The phenomenon reflects weakness in domestic consumption and investment and it is particularly serious, since a drop in the price of assets, usually contracted with credit, creates an imbalance between the value of loans and bank guarantees.
Chinese statistics show 28 consecutive months of deflation in producer prices – the price at which factories sell their products – and economists expect the trend to continue this year.
State companies are worse off
According to data from the Office for National Statistics, the gigantic Chinese state-owned companies were the worst performers.
Profits fell 8.4% year-on-year between January and November, compared with 1% or less for private or foreign companies.

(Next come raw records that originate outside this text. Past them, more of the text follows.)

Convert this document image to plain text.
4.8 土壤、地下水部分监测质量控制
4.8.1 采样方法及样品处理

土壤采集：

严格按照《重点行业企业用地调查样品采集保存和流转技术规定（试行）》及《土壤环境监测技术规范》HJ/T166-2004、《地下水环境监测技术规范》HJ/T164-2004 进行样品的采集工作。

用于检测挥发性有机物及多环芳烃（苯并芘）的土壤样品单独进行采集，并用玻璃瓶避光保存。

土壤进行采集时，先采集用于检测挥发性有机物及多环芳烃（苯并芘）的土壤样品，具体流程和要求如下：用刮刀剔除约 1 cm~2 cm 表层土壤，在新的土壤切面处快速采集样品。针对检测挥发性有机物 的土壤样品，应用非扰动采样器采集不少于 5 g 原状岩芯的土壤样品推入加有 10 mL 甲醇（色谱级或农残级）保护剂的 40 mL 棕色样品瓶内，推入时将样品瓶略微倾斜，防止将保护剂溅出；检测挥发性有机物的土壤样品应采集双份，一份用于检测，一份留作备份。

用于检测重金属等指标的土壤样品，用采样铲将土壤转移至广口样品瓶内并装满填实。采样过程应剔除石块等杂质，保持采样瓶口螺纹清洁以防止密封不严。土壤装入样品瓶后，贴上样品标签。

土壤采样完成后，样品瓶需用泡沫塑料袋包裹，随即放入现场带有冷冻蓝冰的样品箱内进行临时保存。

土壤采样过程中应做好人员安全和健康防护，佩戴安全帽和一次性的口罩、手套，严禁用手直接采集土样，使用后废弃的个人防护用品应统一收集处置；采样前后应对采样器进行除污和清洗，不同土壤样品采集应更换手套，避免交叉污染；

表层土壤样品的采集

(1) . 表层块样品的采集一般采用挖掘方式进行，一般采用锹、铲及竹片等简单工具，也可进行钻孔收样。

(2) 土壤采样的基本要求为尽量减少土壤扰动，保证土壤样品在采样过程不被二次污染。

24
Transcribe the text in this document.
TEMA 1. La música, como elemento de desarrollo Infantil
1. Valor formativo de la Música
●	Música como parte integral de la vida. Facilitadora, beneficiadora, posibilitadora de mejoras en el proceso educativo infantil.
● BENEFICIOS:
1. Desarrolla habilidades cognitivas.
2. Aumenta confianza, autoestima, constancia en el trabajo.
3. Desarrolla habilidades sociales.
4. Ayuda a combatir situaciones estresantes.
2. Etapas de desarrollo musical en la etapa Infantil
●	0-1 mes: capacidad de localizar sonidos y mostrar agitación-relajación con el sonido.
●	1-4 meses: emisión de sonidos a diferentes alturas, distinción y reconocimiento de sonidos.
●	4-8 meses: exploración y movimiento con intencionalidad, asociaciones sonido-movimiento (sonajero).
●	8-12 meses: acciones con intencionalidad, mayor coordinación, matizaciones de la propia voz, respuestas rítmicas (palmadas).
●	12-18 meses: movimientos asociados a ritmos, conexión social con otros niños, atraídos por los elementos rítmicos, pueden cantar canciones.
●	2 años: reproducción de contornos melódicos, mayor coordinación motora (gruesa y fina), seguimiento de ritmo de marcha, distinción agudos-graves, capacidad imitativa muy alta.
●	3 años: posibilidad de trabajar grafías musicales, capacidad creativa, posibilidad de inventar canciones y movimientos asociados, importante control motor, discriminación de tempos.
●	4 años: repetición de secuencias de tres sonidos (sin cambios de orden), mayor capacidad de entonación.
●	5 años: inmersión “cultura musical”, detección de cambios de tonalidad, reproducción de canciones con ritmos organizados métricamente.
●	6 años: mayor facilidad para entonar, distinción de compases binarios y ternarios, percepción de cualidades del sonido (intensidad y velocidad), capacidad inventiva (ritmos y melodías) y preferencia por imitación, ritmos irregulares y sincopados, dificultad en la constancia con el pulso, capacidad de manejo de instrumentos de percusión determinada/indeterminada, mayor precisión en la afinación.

Data from the China Association of Public Enterprises shows that of the 5,368 companies listed in mainland China, 23% recorded an annual net loss in the first nine months of 2024, while 40% recorded a decline in profits and 45% had a drop in revenue.
Two-speed economy
However, the Chinese economy is currently moving at two speeds, with strong exportswhich reached a record value in 2024to compensate for weak domestic demand.
While Chinese companies and families spent cautiously on imports, China announced this Monday that its trade surplus reached almost 1 billion dollars last yearwith its exports flooding the world.
China’s General Administration of Customs detailed that the country exported 3.58 trillion dollars worth of goods and services last year, while it imported 2.59 trillion dollars.
The surplus resulting from 990 billion dollars broke the previous record of China, which was 838 billion dollars in 2022.
When adjusted for inflation, China’s trade surplus last year far exceeded any other surplus recorded in the world over the past century.
As , Chinese factories are dominating world production on a scale not seen by any country since the United States after World War II.
China’s rising trade surplus accounted for about half of the country’s economic growth last year. Investment in exports accounted for much of the rest of the growth.
In a report due on Friday, China’s government is expected to say that The country’s economy grew by around 5% last year.